Roma Cumhuriyeti’nin bir kavramı olan diktatörlüğün nasıl işlediğini göstermek bir Türkiyeli için çok kolaydır. İçinden cumhuriyetin olağan kurumlarının çıkamadığı bir kriz durumunu aşmak amacıyla belli bir süreliğine cumhuriyet kurumlarının yetkileri diktatöre devredilir. Türkiye’nin son on yılı bu krizlerle doludur, krizi çıkaran da onu fırsat bilen de aynıdır. Roma’da diktatörlük kurumunun ilanının ardından neyin geldiğinin tahmini de Türkiyeli için zor değildir; Saray, başsız ve sonsuz bir olağanüstü hal söylemini ilmek ilmek örmektedir.
Ayrıntı Dergi’nin on yedinci sayısı darbe dosyası ile çıkıyor. Dosyanın ilk yazısında Mutlu Arslan içinden geçmekte olduğumuz süreci nasıl anlamlandırmak gerektiğine ilişkin genel bir çerçeve sunuyor. Selçuk Candansayar ise yazısında, darbe gecesini ama asıl olarak darbe gecesi sokağa çıkanların ve çıkmayanların saiklerini ortaya koyuyor. Aysun Gezen Candansayar’ın bıraktığı yerden kitlelerin ölüm üzerinden nasıl çağrıldığını lider ve kitle arasındaki ilişkiyi analiz ederek ortaya koyuyor. Yunus Yücel ve Duygu Tanış Zaferoğlu’nun AKP’nin Darbe Söylemi başlıklı yazıları 2000’li yılların ortalarından itibaren AKP iktidarının darbe söylemini medya içinde nasıl kurduğunu örnekleri ile gösteriyor.
Darbe girişimi sonrasında Gülen Cemaatine ilişkin Doktora tezi YÖK arşivinden kaldırılan Yavuz Çobanoğlu, Gülen Cemaati’nin nasıl örgütlendiğini, ideolojik ve sosyal yapısını Cemaatin hangi tarihsel toplumsal koşullar altında filizlendiğini dikkate alarak analiz ediyor.
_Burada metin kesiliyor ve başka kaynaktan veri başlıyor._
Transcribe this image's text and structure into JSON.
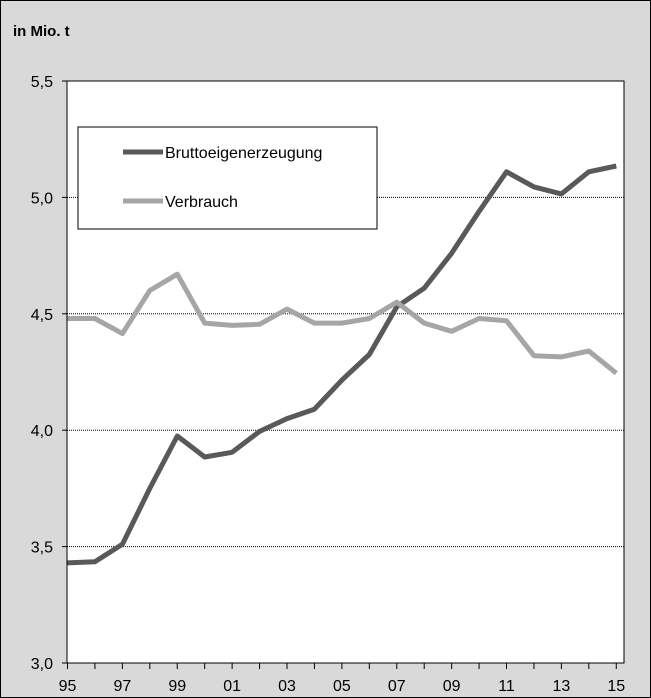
{
  "chart_data": {
    "type": "line",
    "unit_label": "in Mio. t",
    "x": [
      "95",
      "96",
      "97",
      "98",
      "99",
      "00",
      "01",
      "02",
      "03",
      "04",
      "05",
      "06",
      "07",
      "08",
      "09",
      "10",
      "11",
      "12",
      "13",
      "14",
      "15"
    ],
    "x_tick_labels": [
      "95",
      "97",
      "99",
      "01",
      "03",
      "05",
      "07",
      "09",
      "11",
      "13",
      "15"
    ],
    "y_tick_labels": [
      "3,0",
      "3,5",
      "4,0",
      "4,5",
      "5,0",
      "5,5"
    ],
    "ylim": [
      3.0,
      5.5
    ],
    "y_ticks": [
      3.0,
      3.5,
      4.0,
      4.5,
      5.0,
      5.5
    ],
    "grid": "horizontal dotted",
    "legend_position": "top-left",
    "series": [
      {
        "name": "Bruttoeigenerzeugung",
        "color": "#595959",
        "values": [
          3.43,
          3.435,
          3.51,
          3.75,
          3.975,
          3.885,
          3.905,
          3.995,
          4.05,
          4.09,
          4.215,
          4.325,
          4.53,
          4.61,
          4.76,
          4.94,
          5.11,
          5.045,
          5.015,
          5.11,
          5.135
        ]
      },
      {
        "name": "Verbrauch",
        "color": "#a6a6a6",
        "values": [
          4.48,
          4.48,
          4.415,
          4.6,
          4.67,
          4.46,
          4.45,
          4.455,
          4.52,
          4.46,
          4.46,
          4.48,
          4.55,
          4.46,
          4.425,
          4.48,
          4.47,
          4.32,
          4.315,
          4.34,
          4.245
        ]
      }
    ]
  }
}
Ali Murat İrat, Çobanoğlu’nu takip eden yazısında cemaatleşmenin Müslüman dünyası içinde bir krize yanıt verdiğini ve aynı krizin parçası olduğunu vurgulayarak Türkiye siyasetinde cemaatleşme gerçeğini ve onunla mücadeleyi siyaset bilimi içinden düşünmeyi öneriyor.
Darbe girişiminin Türkiye solun farklı kesimlerinde nasıl kavrandığını görmek üzere üç söyleşiyi bu sayımızda okuyucunun değerlendirmesine sunuyoruz. Alper Taş, İlhan Cihaner Meral Danış Beştaş ile yaptığımız söyleşilerde benzer sorular ekseninde 15 Temmuz öncesini ve sonrasını ele aldık. Bu söyleşilerin bant çözümünü yapan Helin Küçük Demirkent’e teşekkür ederiz. Sinan Birdal ile yaptığımız bir diğer söyleşi ise darbe, cemaat, emperyalizm, Ortadoğu ve Kürt meselesine ilişkin perspektifler açısından birçok veri sunuyor. Türkiye’nin iç politikasına neredeyse doğrudan etki yapan Suriye meselesinde Türkiye açısından kritik Fırat Kalkanı Harekatı’nı Nebahat Yaşar yazdı. Yaşar savaşın temel belirleyeni olarak gördüğü iki kent, Rakka ve Halep cephelerinden harekatı analiz ediyor.
Özellikle Barış İçin Akademisyenler bildirisinin ardından görünür olan akademik hak ihlallerine karşı üniversite özerkliği talebini yetersiz bulan Ahmet Murat Aytaç, ‘Akademik Hakların Öznesi Kimdir?’ başlıklı yazısında akademi için üniversite özerkliğini aşan ‘özgürlükler akademisi’ talebini öneriyor.
Eleştiri bölümünde ise geçtiğimiz aylarda yayınlanan Marksizm’de Ahlak Tartışmaları isimli kitabı üzerinden Danışma Kurulu üyemiz Kurtul Gülenç ile yaptığımız derinlikli söyleşi ve Uğur Küçükkaplan’ın müzik-siyaset ilişkisi üzerine eleştirel değerlendirmesi yer alıyor.